The Twins may want to package Smith and Bumgarner together. If they went that route, there’s a good chance they’d have to part with Brusdar Graterol, the top pitching prospect in the organization. Graterol’s currently on the IL with a shoulder issue, which obviously hurts his trade stock, but he’s a consensus top-100 prospect with a fastball that touches 100 and great numbers in Double-A (1.89 ERA).
Again, giving up Graterol is significant, but if the Twins view this as an all-in year, trading Graterol to get two significant postseason pieces would make sense. Severino is a legit prospect–he’s currently the No. 14 prospect in the organization according to MLB.com–whom the Twins signed for $2.5 million last year out of the Dominican Republic. Severino was originally signed by Atlanta, but granted free agency after MLB determined the Braves circumvented international signing rules. He has the tools to eventually be a big leaguer, but is currently in Single-A and likely several years away.
Toronto is reportedly open to shopping Stroman. The Blue Jays are in full rebuild mode, and unlikely to compete before Stroman hits free agency after the 2020 season. He’s having a phenomenal 2019 (3.18 ERA, 7.0 K/9, 2.8 BB/9, 1.261 WHIP), and will be Toronto’s lone representative in the all-star game, though he won’t pitch due to a minor injury that’s not considered serious.
Stroman is a borderline ace who would likely slot in after Berrios in the rotation. With a year of team control after this season, the asking price will be very high, but the payoff could be huge for a Twins team looking to make a run both this season and next.
This is a lot to give up, but Stroman is the type of pitcher who commands this type of package. The Blue Jays have an obvious need for pitching, and haven’t gotten a lot of production out of their outfield this season outside of Lourdes Gurriel Jr. Graterol and Rooker would fit both those needs, and allow Rooker the chance to get consistent big league at-bats, which he won’t get in Minnesota. Baddoo is a rangy centerfielder who’s still a couple of years away from the big leagues.

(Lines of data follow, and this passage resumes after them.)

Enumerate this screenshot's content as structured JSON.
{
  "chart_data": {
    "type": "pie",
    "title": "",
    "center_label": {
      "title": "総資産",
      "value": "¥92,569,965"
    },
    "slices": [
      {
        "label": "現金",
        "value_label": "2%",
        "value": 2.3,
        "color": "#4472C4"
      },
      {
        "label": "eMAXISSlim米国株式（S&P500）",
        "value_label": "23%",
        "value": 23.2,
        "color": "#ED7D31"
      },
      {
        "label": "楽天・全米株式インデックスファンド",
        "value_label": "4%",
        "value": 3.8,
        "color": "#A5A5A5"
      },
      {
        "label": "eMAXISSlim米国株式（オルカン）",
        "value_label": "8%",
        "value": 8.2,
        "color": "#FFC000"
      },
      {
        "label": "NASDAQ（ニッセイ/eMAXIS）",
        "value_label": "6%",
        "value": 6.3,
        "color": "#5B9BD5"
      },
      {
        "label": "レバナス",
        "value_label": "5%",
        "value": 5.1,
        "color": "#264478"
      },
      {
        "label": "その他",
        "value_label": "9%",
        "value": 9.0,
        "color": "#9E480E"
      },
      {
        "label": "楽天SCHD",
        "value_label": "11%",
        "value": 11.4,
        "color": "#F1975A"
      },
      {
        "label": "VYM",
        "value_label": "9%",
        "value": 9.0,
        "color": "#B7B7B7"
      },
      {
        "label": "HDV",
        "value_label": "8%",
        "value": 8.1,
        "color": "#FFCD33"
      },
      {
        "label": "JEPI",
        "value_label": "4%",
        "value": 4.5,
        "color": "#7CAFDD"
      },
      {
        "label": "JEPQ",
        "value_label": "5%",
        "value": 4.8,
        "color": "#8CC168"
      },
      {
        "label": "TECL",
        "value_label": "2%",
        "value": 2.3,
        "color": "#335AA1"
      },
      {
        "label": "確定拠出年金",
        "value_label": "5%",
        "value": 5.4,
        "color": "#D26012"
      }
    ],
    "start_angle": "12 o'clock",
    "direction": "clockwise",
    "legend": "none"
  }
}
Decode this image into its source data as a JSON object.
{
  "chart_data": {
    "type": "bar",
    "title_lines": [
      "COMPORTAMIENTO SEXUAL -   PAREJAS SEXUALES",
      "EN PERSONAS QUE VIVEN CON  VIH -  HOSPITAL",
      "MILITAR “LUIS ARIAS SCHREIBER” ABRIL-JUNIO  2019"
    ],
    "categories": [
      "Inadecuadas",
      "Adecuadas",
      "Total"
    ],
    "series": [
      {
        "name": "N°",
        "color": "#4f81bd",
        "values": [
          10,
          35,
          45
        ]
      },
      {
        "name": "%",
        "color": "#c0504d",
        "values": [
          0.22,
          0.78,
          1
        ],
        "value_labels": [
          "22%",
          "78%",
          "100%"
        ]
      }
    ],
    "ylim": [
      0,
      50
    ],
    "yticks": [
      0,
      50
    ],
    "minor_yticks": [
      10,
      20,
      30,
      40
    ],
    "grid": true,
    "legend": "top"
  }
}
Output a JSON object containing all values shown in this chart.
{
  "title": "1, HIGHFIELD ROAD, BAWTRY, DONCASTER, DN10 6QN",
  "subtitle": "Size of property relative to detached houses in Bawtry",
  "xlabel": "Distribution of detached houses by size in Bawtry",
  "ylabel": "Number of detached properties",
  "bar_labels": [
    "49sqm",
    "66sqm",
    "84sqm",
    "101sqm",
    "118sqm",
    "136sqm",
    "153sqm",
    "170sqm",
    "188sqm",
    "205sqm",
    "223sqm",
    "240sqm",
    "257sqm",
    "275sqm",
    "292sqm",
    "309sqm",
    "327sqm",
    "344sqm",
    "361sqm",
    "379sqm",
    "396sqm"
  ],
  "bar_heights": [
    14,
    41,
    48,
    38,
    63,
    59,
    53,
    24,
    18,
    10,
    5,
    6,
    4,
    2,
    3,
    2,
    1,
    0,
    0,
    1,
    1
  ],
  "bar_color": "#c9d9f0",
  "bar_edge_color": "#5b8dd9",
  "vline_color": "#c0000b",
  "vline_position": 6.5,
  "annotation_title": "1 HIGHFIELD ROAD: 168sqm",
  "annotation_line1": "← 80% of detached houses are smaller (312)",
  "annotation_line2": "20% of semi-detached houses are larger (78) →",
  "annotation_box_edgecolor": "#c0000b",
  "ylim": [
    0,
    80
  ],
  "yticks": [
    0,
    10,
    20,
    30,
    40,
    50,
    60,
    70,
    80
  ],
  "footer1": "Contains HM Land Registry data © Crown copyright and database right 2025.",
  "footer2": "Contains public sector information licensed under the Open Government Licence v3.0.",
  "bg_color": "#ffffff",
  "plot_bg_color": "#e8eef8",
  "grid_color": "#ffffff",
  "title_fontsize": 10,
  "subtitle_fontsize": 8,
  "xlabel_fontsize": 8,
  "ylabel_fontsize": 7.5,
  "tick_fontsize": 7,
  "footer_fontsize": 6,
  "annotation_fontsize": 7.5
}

He’s out for the rest of this season with an injury, but should be ready for spring training next season.
After missing two weeks with an injury, Giles is back and pitching well in the Blue Jays ‘pen. Along with Smith, he’s one of the most coveted relief arms on the market. Unlike Smith, he has another year of control after this season.
After a down year last season, Giles has been phenomenal this year. He has a 1.45 ERA, 15.4 K/9, and 1.000 WHIP. His walk rate is down and he’s not giving up many home runs, which was a problem last season. Paired with Taylor Rogers, Giles could be a game changer in October. Just like with Stroman, the extra year of control means the asking price will be high.
Duran and Maciel were acquired in the Eduardo Escobar trade last year. Duran’s fastball touches 100 and he’s having a good year for High-A Fort Myers (3.48 ERA, 11.3 K/9, 3.8 BB/9, 1.177 WHIP). He’s the Twins’ third best pitching prospect according to MLB.com, and packaging him with fellow top-30 prospects Jax (2.04 ERA, 5.7 K/9 in Double-A) and Maciel (.320/.407/.393 across Low-A and High-A) may be enough to get a relief ace like Giles.